Despite being, at its core, a tactics game, the game also features a bit of exploration, akin to an RPG of sorts. You can gradually earn new abilities in order to solve some simple puzzles and reach treasure chests and coins. The game features a lot of collectibles (it’s a Ubisoft game, remember that), a lot of those only available to acquire after you’ve beaten the levels they’re located at. You can replay any level of the game as many times as you want, either to get more coins or to solve previously unbeatable puzzles. Whenever you’re tired of being a master cartoon tactician, you can always sit back and relax with a bit of carefree exploration.


Top notch humor.

One thing you’re probably asking to yourself is: are the Rabbids a nuisance in this game? Don’t you worry, my dear reader, Ubisoft has somehow managed to make those annoying little creatures simply hilarious. The highlight of all this madness is, without a doubt, Rabbid Peach. Instead of just emulating Peach’s royal but admittedly bland and uninteresting personality, this Rabbid goes full Valley Girl, being vain, arrogant and taking selfies every 5 seconds. The game’s humor is one of its highlights, as it’s full of meta references and actually clever jokes. This is the funniest Mario game ever since that one Paper Mario for the Gamecube.

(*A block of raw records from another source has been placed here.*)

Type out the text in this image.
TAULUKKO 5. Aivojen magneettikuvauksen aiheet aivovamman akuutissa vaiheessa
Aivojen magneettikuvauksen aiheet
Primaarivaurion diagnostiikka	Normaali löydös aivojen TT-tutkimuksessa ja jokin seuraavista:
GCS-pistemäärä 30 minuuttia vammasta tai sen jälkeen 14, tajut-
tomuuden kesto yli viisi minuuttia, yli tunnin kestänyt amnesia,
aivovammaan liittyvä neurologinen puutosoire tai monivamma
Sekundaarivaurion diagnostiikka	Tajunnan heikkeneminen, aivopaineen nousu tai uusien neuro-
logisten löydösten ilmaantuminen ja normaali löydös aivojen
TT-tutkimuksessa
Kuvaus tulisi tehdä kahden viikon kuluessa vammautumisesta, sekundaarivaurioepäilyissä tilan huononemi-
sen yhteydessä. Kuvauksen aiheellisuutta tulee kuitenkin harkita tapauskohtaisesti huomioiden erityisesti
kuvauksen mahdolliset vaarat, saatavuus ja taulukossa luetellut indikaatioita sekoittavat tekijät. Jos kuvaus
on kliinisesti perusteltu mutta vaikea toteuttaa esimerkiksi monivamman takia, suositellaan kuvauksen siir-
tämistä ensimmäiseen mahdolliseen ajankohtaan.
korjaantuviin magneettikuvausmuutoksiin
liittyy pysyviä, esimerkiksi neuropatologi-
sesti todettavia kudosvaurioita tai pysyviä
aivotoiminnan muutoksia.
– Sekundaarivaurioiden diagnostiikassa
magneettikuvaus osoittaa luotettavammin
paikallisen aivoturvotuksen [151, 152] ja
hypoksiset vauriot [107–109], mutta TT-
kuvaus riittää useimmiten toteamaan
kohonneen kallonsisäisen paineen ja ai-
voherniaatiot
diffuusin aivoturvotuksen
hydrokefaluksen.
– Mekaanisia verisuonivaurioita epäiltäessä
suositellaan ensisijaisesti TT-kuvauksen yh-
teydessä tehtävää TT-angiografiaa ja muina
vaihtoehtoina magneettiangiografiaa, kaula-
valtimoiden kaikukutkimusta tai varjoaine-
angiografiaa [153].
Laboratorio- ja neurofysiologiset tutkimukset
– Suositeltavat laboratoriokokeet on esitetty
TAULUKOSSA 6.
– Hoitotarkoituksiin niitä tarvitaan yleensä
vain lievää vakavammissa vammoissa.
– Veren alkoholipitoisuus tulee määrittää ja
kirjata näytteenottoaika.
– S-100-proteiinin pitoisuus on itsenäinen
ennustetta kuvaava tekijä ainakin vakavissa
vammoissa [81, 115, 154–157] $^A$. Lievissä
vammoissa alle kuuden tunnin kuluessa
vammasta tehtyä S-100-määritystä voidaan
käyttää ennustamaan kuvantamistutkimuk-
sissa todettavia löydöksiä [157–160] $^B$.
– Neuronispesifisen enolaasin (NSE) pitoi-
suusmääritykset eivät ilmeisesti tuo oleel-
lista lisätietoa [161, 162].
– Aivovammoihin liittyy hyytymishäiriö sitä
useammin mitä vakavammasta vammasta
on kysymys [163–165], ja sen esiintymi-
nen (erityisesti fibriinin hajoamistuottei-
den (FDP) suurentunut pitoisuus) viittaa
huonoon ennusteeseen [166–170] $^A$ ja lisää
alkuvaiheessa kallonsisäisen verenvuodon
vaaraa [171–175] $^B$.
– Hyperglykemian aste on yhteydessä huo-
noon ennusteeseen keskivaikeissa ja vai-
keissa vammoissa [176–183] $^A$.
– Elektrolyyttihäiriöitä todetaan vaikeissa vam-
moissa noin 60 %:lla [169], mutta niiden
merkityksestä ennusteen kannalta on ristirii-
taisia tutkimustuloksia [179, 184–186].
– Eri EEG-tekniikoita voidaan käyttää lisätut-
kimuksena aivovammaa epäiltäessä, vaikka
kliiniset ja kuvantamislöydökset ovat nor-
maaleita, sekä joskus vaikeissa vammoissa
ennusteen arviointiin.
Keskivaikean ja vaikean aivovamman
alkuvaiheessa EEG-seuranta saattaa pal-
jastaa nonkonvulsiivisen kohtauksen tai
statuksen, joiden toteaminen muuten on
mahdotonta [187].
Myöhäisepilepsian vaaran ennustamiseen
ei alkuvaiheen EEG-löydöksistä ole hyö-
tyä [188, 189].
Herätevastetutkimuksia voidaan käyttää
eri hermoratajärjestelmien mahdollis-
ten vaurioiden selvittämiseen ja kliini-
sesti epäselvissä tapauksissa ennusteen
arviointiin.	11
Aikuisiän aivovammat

From a technical standpoint, this game is great. This is one of the first games to actually take advantage of the Switch’s power, delivering great visuals that ooze a plastic-esque vibe. Some might complain about this aspect, but I’d rather see the cartoonish world of Mario look like a toy set than having an ultra realistic plumber with ten thousand polygons per moustache hair. The use of colors and lighting is great, with the only complaint being some framerate drops, especially when playing on portable mode. Given the game’s friendly approach towards short sessions, this was the mode I was playing the most, and as such framerate issues appeared every now and then.


That’s called method acting, bruh.

The best aspect in Mario + Rabbids, however, was its soundtrack. Two words for you: Grant Kirkhope. The man behind the glorious Banjo-Kazooie, Goldeneye, Donkey Kong 64, Perfect Dark and Yooka-Laylee has once again knocked it out of the park with a fantastic soundtrack that masterfully mixes classic Mario tunes, such as Mario 64‘s Peach’s Castle theme, with his signature vibe. This is the best Mario soundtrack in years, with songs you’ll most likely cherish for years to come. I really hope they hire Grant for more projects, he never fails to deliver great material.


Rabbid Peach is the best diva ever.

I fully recommend Mario + Rabbids if you own a Switch. Never thought I’d actually say that, but this is one of the most original and funny Mario games in years, a very decent beginner-friendly entry into the tactics genre. This game is proof that, sometimes, being completely crazy pays off.

Nintendo, please, Rabbid Peach for Smash.

Graphics: 9.0

The plastic toy visuals are detailed and colorful, and the character animations are great. The game occasionally suffers from framerate hiccups.

Gameplay: 9.0

The developers did a good job by making a simple yet effective tactics system. It’s not hard to learn, but it’s not dumbed down, either.

Sound: 9.5

Grant Kirkhope’s soundtrack is simply sublime, mixing classic Mario tunes with his trademark musical style.

Fun Factor: 9.0

Easy to learn, hard to master, this is the most accessible turn-based tactics game out there, a hilarious one at that.